• Ports From the Past

    FrazzledBadger05/24/2016 at 06:50 0 comments

    My First Programmer(tm) was a Mikroelectronica MikroProg, the old one, not the shiny new one, this used a 2x5 2.54mm IDC socket, this is way too big for my designs, measuring a massive 12.7mm x 5.08mm, plus its throughhole, restricting pcb space on both sides of the board.



    I first started out by making an adaptor cable for this, reducing it to a 1.27mm pitch 1x5 pin header, the idea was to have the pins on the cable, and just hold it in the holes on the board whilst it programs. This ws pretty small, but had a lot of problems, from the solder joints on the pins breaking to having to constantly it at a jaunty angle just to make contact. This make in-circuit debugging very difficult indeed.

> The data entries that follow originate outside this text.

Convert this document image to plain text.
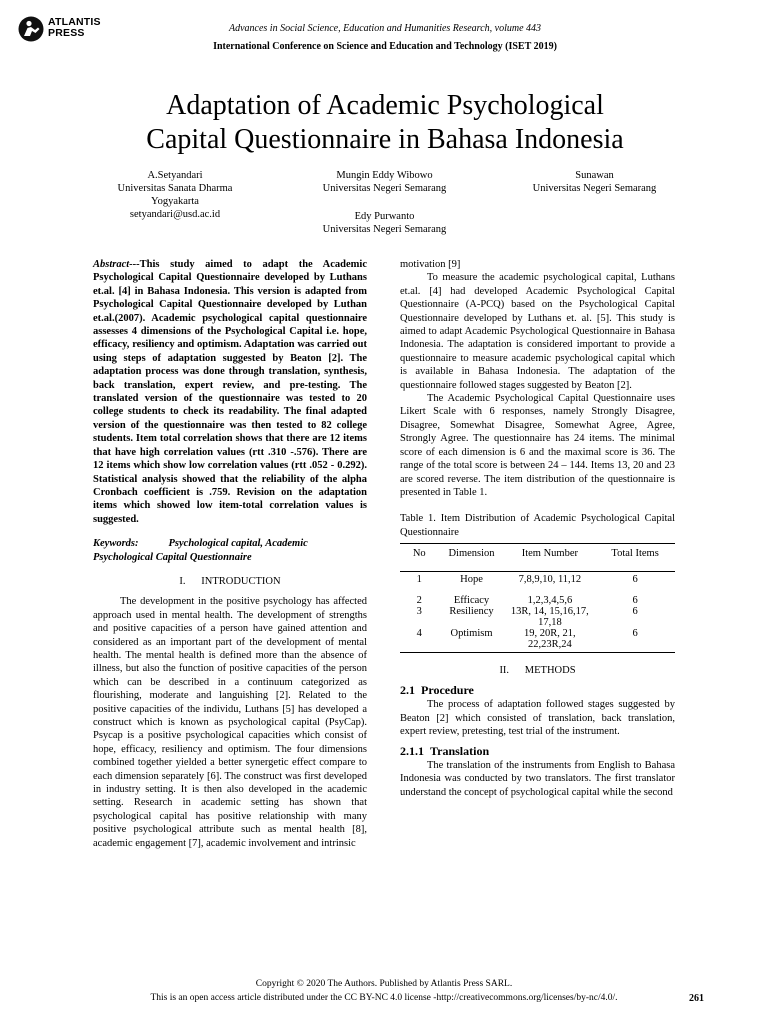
ATLANTIS
PRESS	Advances in Social Science, Education and Humanities Research, volume 443
International Conference on Science and Education and Technology (ISET 2019)
Adaptation of Academic Psychological
Capital Questionnaire in Bahasa Indonesia
A.Setyandari
Universitas Sanata Dharma
Yogyakarta
setyandari@usd.ac.id
Mungin Eddy Wibowo
Universitas Negeri Semarang
Sunawan
Universitas Negeri Semarang
Edy Purwanto
Universitas Negeri Semarang

Abstract---This study aimed to adapt the Academic Psychological Capital Questionnaire developed by Luthans et.al. [4] in Bahasa Indonesia. This version is adapted from Psychological Capital Questionnaire developed by Luthan et.al.(2007). Academic psychological capital questionnaire assesses 4 dimensions of the Psychological Capital i.e. hope, efficacy, resiliency and optimism. Adaptation was carried out using steps of adaptation suggested by Beaton [2]. The adaptation process was done through translation, synthesis, back translation, expert review, and pre-testing. The translated version of the questionnaire was tested to 20 college students to check its readability. The final adapted version of the questionnaire was then tested to 82 college students. Item total correlation shows that there are 12 items that have high correlation values (rtt .310 -.576). There are 12 items which show low correlation values (rtt .052 - 0.292). Statistical analysis showed that the reliability of the alpha Cronbach coefficient is .759. Revision on the adaptation items which showed low item-total correlation values is suggested.

Keywords:	Psychological capital, Academic Psychological Capital Questionnaire

I.      INTRODUCTION

The development in the positive psychology has affected approach used in mental health. The development of strengths and positive capacities of a person have gained attention and considered as an important part of the development of mental health. The mental health is defined more than the absence of illness, but also the function of positive capacities of the person which can be described in a continuum categorized as flourishing, moderate and languishing [2]. Related to the positive capacities of the individu, Luthans [5] has developed a construct which is known as psychological capital (PsyCap). Psycap is a positive psychological capacities which consist of hope, efficacy, resiliency and optimism. The four dimensions combined together yielded a better synergetic effect compare to each dimension separately [6]. The construct was first developed in industry setting. It is then also developed in the academic setting. Research in academic setting has shown that psychological capital has positive relationship with many positive psychological attribute such as mental health [8], academic engagement [7], academic involvement and intrinsic

motivation [9]

To measure the academic psychological capital, Luthans et.al. [4] had developed Academic Psychological Capital Questionnaire (A-PCQ) based on the Psychological Capital Questionnaire developed by Luthans et. al. [5]. This study is aimed to adapt Academic Psychological Questionnaire in Bahasa Indonesia. The adaptation is considered important to provide a questionnaire to measure academic psychological capital which is available in Bahasa Indonesia. The adaptation of the questionnaire followed stages suggested by Beaton [2].

The Academic Psychological Capital Questionnaire uses Likert Scale with 6 responses, namely Strongly Disagree, Disagree, Somewhat Disagree, Somewhat Agree, Agree, Strongly Agree. The questionnaire has 24 items. The minimal score of each dimension is 6 and the maximal score is 36. The range of the total score is between 24 – 144. Items 13, 20 and 23 are scored reverse. The item distribution of the questionnaire is presented in Table 1.

Table 1. Item Distribution of Academic Psychological Capital Questionnaire

No	Dimension	Item Number	Total Items
1	Hope	7,8,9,10, 11,12	6
2	Efficacy	1,2,3,4,5,6	6
3	Resiliency	13R, 14, 15,16,17, 17,18	6
4	Optimism	19, 20R, 21, 22,23R,24	6

II.      METHODS

2.1  Procedure

The process of adaptation followed stages suggested by Beaton [2] which consisted of translation, back translation, expert review, pretesting, test trial of the instrument.

2.1.1  Translation

The translation of the instruments from English to Bahasa Indonesia was conducted by two translators. The first translator understand the concept of psychological capital while the second

Copyright © 2020 The Authors. Published by Atlantis Press SARL.
This is an open access article distributed under the CC BY-NC 4.0 license -http://creativecommons.org/licenses/by-nc/4.0/.	261
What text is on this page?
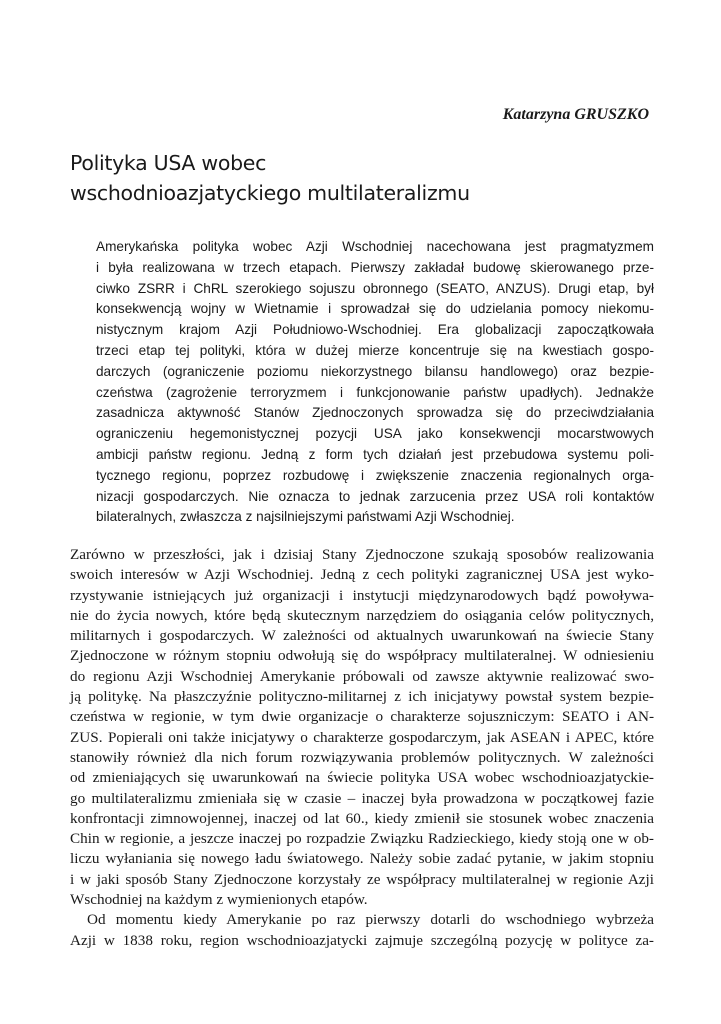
Katarzyna GRUSZKO

Polityka USA wobec
wschodnioazjatyckiego multilateralizmu
Amerykańska polityka wobec Azji Wschodniej nacechowana jest pragmatyzmem
i była realizowana w trzech etapach. Pierwszy zakładał budowę skierowanego prze-
ciwko ZSRR i ChRL szerokiego sojuszu obronnego (SEATO, ANZUS). Drugi etap, był
konsekwencją wojny w Wietnamie i sprowadzał się do udzielania pomocy niekomu-
nistycznym krajom Azji Południowo-Wschodniej. Era globalizacji zapoczątkowała
trzeci etap tej polityki, która w dużej mierze koncentruje się na kwestiach gospo-
darczych (ograniczenie poziomu niekorzystnego bilansu handlowego) oraz bezpie-
czeństwa (zagrożenie terroryzmem i funkcjonowanie państw upadłych). Jednakże
zasadnicza aktywność Stanów Zjednoczonych sprowadza się do przeciwdziałania
ograniczeniu hegemonistycznej pozycji USA jako konsekwencji mocarstwowych
ambicji państw regionu. Jedną z form tych działań jest przebudowa systemu poli-
tycznego regionu, poprzez rozbudowę i zwiększenie znaczenia regionalnych orga-
nizacji gospodarczych. Nie oznacza to jednak zarzucenia przez USA roli kontaktów
bilateralnych, zwłaszcza z najsilniejszymi państwami Azji Wschodniej.
Zarówno w przeszłości, jak i dzisiaj Stany Zjednoczone szukają sposobów realizowania
swoich interesów w Azji Wschodniej. Jedną z cech polityki zagranicznej USA jest wyko-
rzystywanie istniejących już organizacji i instytucji międzynarodowych bądź powoływa-
nie do życia nowych, które będą skutecznym narzędziem do osiągania celów politycznych,
militarnych i gospodarczych. W zależności od aktualnych uwarunkowań na świecie Stany
Zjednoczone w różnym stopniu odwołują się do współpracy multilateralnej. W odniesieniu
do regionu Azji Wschodniej Amerykanie próbowali od zawsze aktywnie realizować swo-
ją politykę. Na płaszczyźnie polityczno-militarnej z ich inicjatywy powstał system bezpie-
czeństwa w regionie, w tym dwie organizacje o charakterze sojuszniczym: SEATO i AN-
ZUS. Popierali oni także inicjatywy o charakterze gospodarczym, jak ASEAN i APEC, które
stanowiły również dla nich forum rozwiązywania problemów politycznych. W zależności
od zmieniających się uwarunkowań na świecie polityka USA wobec wschodnioazjatyckie-
go multilateralizmu zmieniała się w czasie – inaczej była prowadzona w początkowej fazie
konfrontacji zimnowojennej, inaczej od lat 60., kiedy zmienił sie stosunek wobec znaczenia
Chin w regionie, a jeszcze inaczej po rozpadzie Związku Radzieckiego, kiedy stoją one w ob-
liczu wyłaniania się nowego ładu światowego. Należy sobie zadać pytanie, w jakim stopniu
i w jaki sposób Stany Zjednoczone korzystały ze współpracy multilateralnej w regionie Azji
Wschodniej na każdym z wymienionych etapów.
Od momentu kiedy Amerykanie po raz pierwszy dotarli do wschodniego wybrzeża
Azji w 1838 roku, region wschodnioazjatycki zajmuje szczególną pozycję w polityce za-
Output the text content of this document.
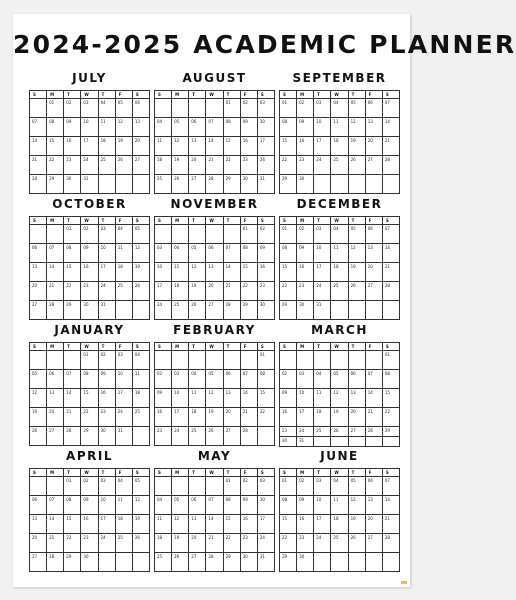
2024-2025 ACADEMIC PLANNER
JULY
S	M	T	W	T	F	S
	01	02	03	04	05	06
07	08	09	10	11	12	13
14	15	16	17	18	19	20
21	22	23	24	25	26	27
28	29	30	31			
AUGUST
S	M	T	W	T	F	S
				01	02	03
04	05	06	07	08	09	10
11	12	13	14	15	16	17
18	19	20	21	22	23	24
25	26	27	28	29	30	31
SEPTEMBER
S	M	T	W	T	F	S
01	02	03	04	05	06	07
08	09	10	11	12	13	14
15	16	17	18	19	20	21
22	23	24	25	26	27	28
29	30					
OCTOBER
S	M	T	W	T	F	S
		01	02	03	04	05
06	07	08	09	10	11	12
13	14	15	16	17	18	19
20	21	22	23	24	25	26
27	28	29	30	31		
NOVEMBER
S	M	T	W	T	F	S
					01	02
03	04	05	06	07	08	09
10	11	12	13	14	15	16
17	18	19	20	21	22	23
24	25	26	27	28	29	30
DECEMBER
S	M	T	W	T	F	S
01	02	03	04	05	06	07
08	09	10	11	12	13	14
15	16	17	18	19	20	21
22	23	24	25	26	27	28
29	30	31				
JANUARY
S	M	T	W	T	F	S
			01	02	03	04
05	06	07	08	09	10	11
12	13	14	15	16	17	18
19	20	21	22	23	24	25
26	27	28	29	30	31	
FEBRUARY
S	M	T	W	T	F	S
						01
02	03	04	05	06	07	08
09	10	11	12	13	14	15
16	17	18	19	20	21	22
23	24	25	26	27	28	
MARCH
S	M	T	W	T	F	S
						01
02	03	04	05	06	07	08
09	10	11	12	13	14	15
16	17	18	19	20	21	22
23	24	25	26	27	28	29
30	31					
APRIL
S	M	T	W	T	F	S
		01	02	03	04	05
06	07	08	09	10	11	12
13	14	15	16	17	18	19
20	21	22	23	24	25	26
27	28	29	30			
MAY
S	M	T	W	T	F	S
				01	02	03
04	05	06	07	08	09	10
11	12	13	14	15	16	17
18	19	20	21	22	23	24
25	26	27	28	29	30	31
JUNE
S	M	T	W	T	F	S
01	02	03	04	05	06	07
08	09	10	11	12	13	14
15	16	17	18	19	20	21
22	23	24	25	26	27	28
29	30					
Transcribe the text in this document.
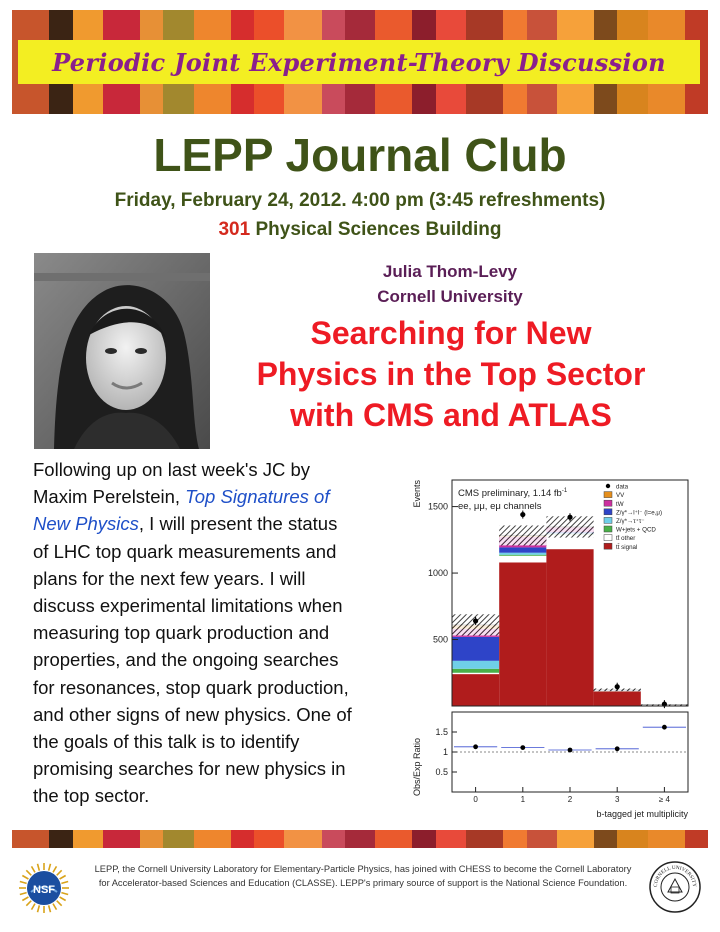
Periodic Joint Experiment-Theory Discussion
LEPP Journal Club
Friday, February 24, 2012. 4:00 pm (3:45 refreshments)
301 Physical Sciences Building
Julia Thom-Levy
Cornell University
Searching for New
Physics in the Top Sector
with CMS and ATLAS
Following up on last week's JC by
Maxim Perelstein, Top Signatures of
New Physics, I will present the status
of LHC top quark measurements and
plans for the next few years. I will
discuss experimental limitations when
measuring top quark production and
properties, and the ongoing searches
for resonances, stop quark production,
and other signs of new physics. One of
the goals of this talk is to identify
promising searches for new physics in
the top sector.
500
1000
1500
Events	CMS preliminary, 1.14 $fb^{-1}$
ee, μμ, eμ channels
data
VV
tW
Z/γ*→l⁺l⁻ (l=e,μ)
Z/γ*→τ⁺τ⁻
W+jets + QCD
tt̄ other
tt̄ signal
0.5
1
1.5
0	1	2	3	≥ 4
Obs/Exp Ratio
b-tagged jet multiplicity
NSF
LEPP, the Cornell University Laboratory for Elementary-Particle Physics, has joined with CHESS to become the Cornell Laboratory for Accelerator-based Sciences and Education (CLASSE). LEPP's primary source of support is the National Science Foundation.	CORNELL UNIVERSITY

    After this, i moved to a molex connector, a six way one of these:

    This was bigger at 10mm x 5mm, but was surface mount, so didnt impact on the other side of the pcb, it also had locking connectors so was a lot more secure, and I had many happy hours of programming joy with this.

    I then saw a hackaday article on the TAG connector, and liked what I saw.


    This connector is 5mm by 2mm, with 3 through-hole alignment posts and the rest is surface mount. You can also get a small pcb which goes underneath your board and locks the alignment pins in place for a better connection. The size has been ideal, but I had a few issues with it.

    Number 1 is the price, the cable itself is £24, and the last time I bought one it was difficult to get hold of. The locking board is around £4.

    Number 2 is it used sprung pins, and so sometimes it was tricky to get a decent connection, especially for debugging. Nothing worse that stepping through your code to the part you want, to have the programmer disconnect.

    Number 3 is the concern that if I ever can't buy these cables, if it breaks I have no way of programming my boards.

    We recently employed another engineer, so I've made the decision to look around for a better option, rather than continuing with these expensive unreliable cables.

    I also want to add some communication ports for PC connectivity, so debugging/testing will be easier.